Por Mílton Jung
São José 1 x 1 Grêmio
Campeonato Gaúcho – São Leopoldo(RS)
Havia oito jogos sendo disputados
simultaneamente e cada resultado poderia determinar o destino de um dos
times do Campeonato Gaúcho, nesta última rodada da fase de
classificação. Alguns já estavam garantidos, mas poderiam ficar mais
acima na tabela, o que daria vantagem no mata-mata que se inicia esta
semana. Outros ainda tinham chances de estar entre os oito
classificados. E uns poucos lutavam desesperadamente para escapar da
segunda divisão estadual. Na tela da televisão, enquanto assistia ao
Grêmio cumprir tabela, pois como estava garantido na próxima etapa
entrou em campo com time misto, a vinheta eletrônica surgia a todo
instante sinalizando a marcação de gol nas demais partidas. Surgiram com
frequência bem maior do que nas rodadas anteriores: 23 no total, 2,8
por jogo, acima da média da competição que é de apenas dois gols por
partida. Os gols se sucediam, a vinheta piscava e a todo instante, vindo
de algum lugar qualquer, uma voz parecia ressoar na memória:
“Tem gol!”
“Tem gol onde, Antônio Augusto?”
Era como se estivesse de volta aos meus
tempos de guri, em Porto Alegre. Uma época em que o rádio reinava quase
sozinho no futebol. À televisão era reservada apenas uma partida e mesmo
assim tirávamos o som para acompanhar a transmissão eletrizante dos
narradores do Rio Grande do Sul, uma escola que fez época na
radiodifusão brasileira. Por motivos óbvios, cresci ouvindo a Rádio
Guaíba, mas é importante lembrar que este hábito não era apenas meu e
por familiaridade com a emissora, era de boa parte dos gaúchos.

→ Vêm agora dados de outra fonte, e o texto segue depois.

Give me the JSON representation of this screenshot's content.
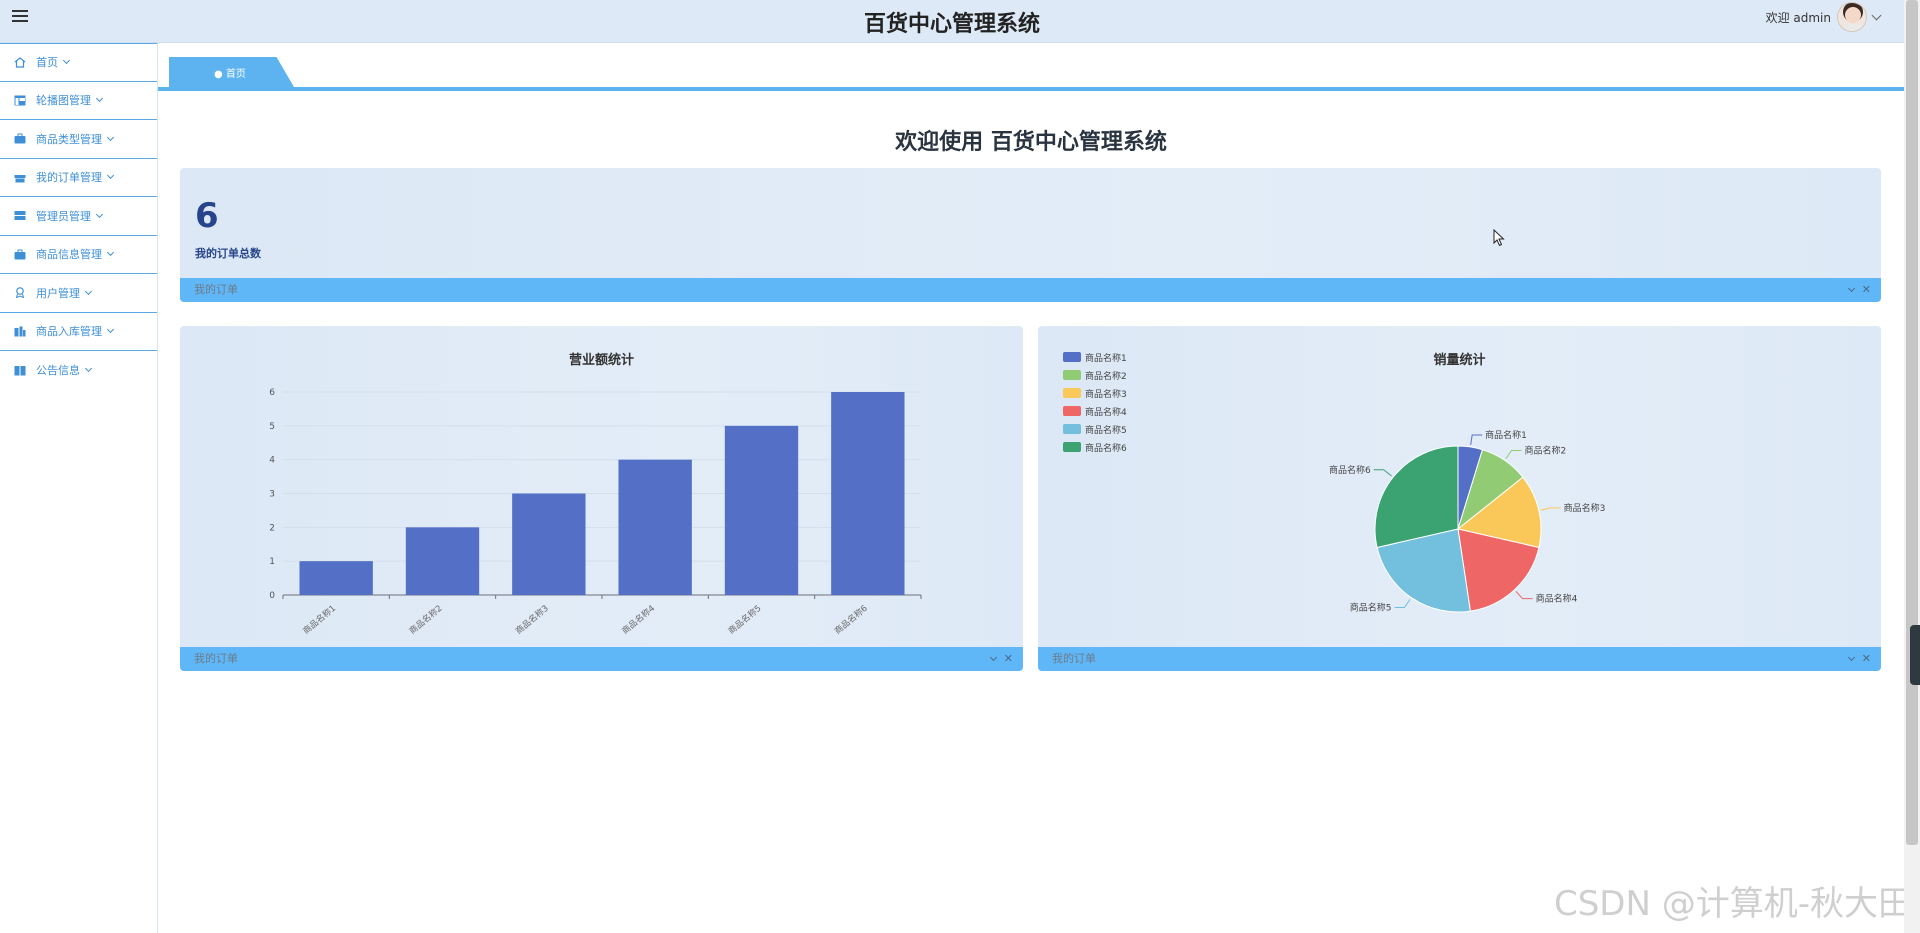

Vibrávamos com a precisão das descrições feitas de cada lance por vozes
que aprendemos a admirar. Havia comentaristas capazes de analisar
taticamente a disposição dos times e repórteres que não deixavam escapar
qualquer cena dentro e fora de campo.
“Tem gol!”
“Tem gol onde, Antônio Augusto?”
Este rápido diálogo, que se repetia
todas as vezes que algum gol havia sido marcado no planeta bola era uma
espécie de marca registrada daquelas transmissões. O bordão era
reproduzido por mim e por muitos da minha geração nas peladas de rua ou
nas acirradas disputas de jogo de botão para tripudiar sobre o time
adversário. Por trás da brincadeira, havia o reconhecimento a uma das
figuras mais importantes do rádio esportivo brasileiro: Antônio Augusto
dos Santos, o Plantão Esportivo. Era uma figura misteriosa para a
maioria dos ouvintes. Não ia aos estádios, não aparecia em público e não
se sabia para quem torcia (alguns de nós sabíamos). No entanto, era
capaz de nos contar cada gol feito em qualquer parte do mundo segundos
após a bola estufar a rede. Tive a oportunidade de vê-lo trabalhando
sentando à mesa do estúdio da Guaíba, na rua Caldas Junior, centro de
Porto Alegre. Em torno dele, uma quantidade enorme de aparelhos de rádio
Transglobe, fabricados pela Philco brasileira, que permitiam a sintonia
de emissoras à longa distância. Todos ficavam com o som relativamente
baixo até que um grito de gol surgisse. Antônio Augusto, com a rapidez
que o veículo exigia e a precisão que só os craques oferecem, logo
identificava o autor do gol e seus dados:
“Tem gol!”
“Tem gol onde, Antônio Augusto?”
Nos lugares em que os aparelhos de rádio
não alcançavam ou as emissoras não transmitiam, até onde lembro – e
quem lembrar mais, por favor, me conte – ele montava uma complexa rede
de informantes ou contava com precárias linhas telefônicas. Qualquer
esforço era válido para nos manter bem informados. Com esse apuro, nos
apresentou jogadores desconhecidos e equipes em ascensão, em um tempo no
qual o acesso a internet era inimaginável. Nos ensinou muita mais: sem
as tabelas eletrônicas da atualidade à disposição, colecionava gols,
placares, resultados e a participação individual dos jogadores. Com seus
arquivos implacáveis construiu a estatística do futebol mundial, pois
seus dados iam muito além de Grêmio e Inter, os times da redondeza. Além
de contar o gol, Antônio Augusto nos contava quantos gols o artilheiro
já havia marcado, em quantos jogos esteve presente, o desempenho do
nosso time na competição e na temporada, e mais uma série de informações
complementares e significativas. Era capaz de manipular uma quantidade
incrível de fichas e dados graças a sua organização e inteligência
aplicadas na função que desempenhava. Ninguém foi capaz de fazer igual.
“Tem gol!”
“Tem gol onde, Antônio Augusto?”
Depois de admirá-lo no rádio e no
estúdio, tive o privilégio de participar de jornadas nas quais Antônio
Augusto foi plantão esportivo. Era um profissional correto e exigente.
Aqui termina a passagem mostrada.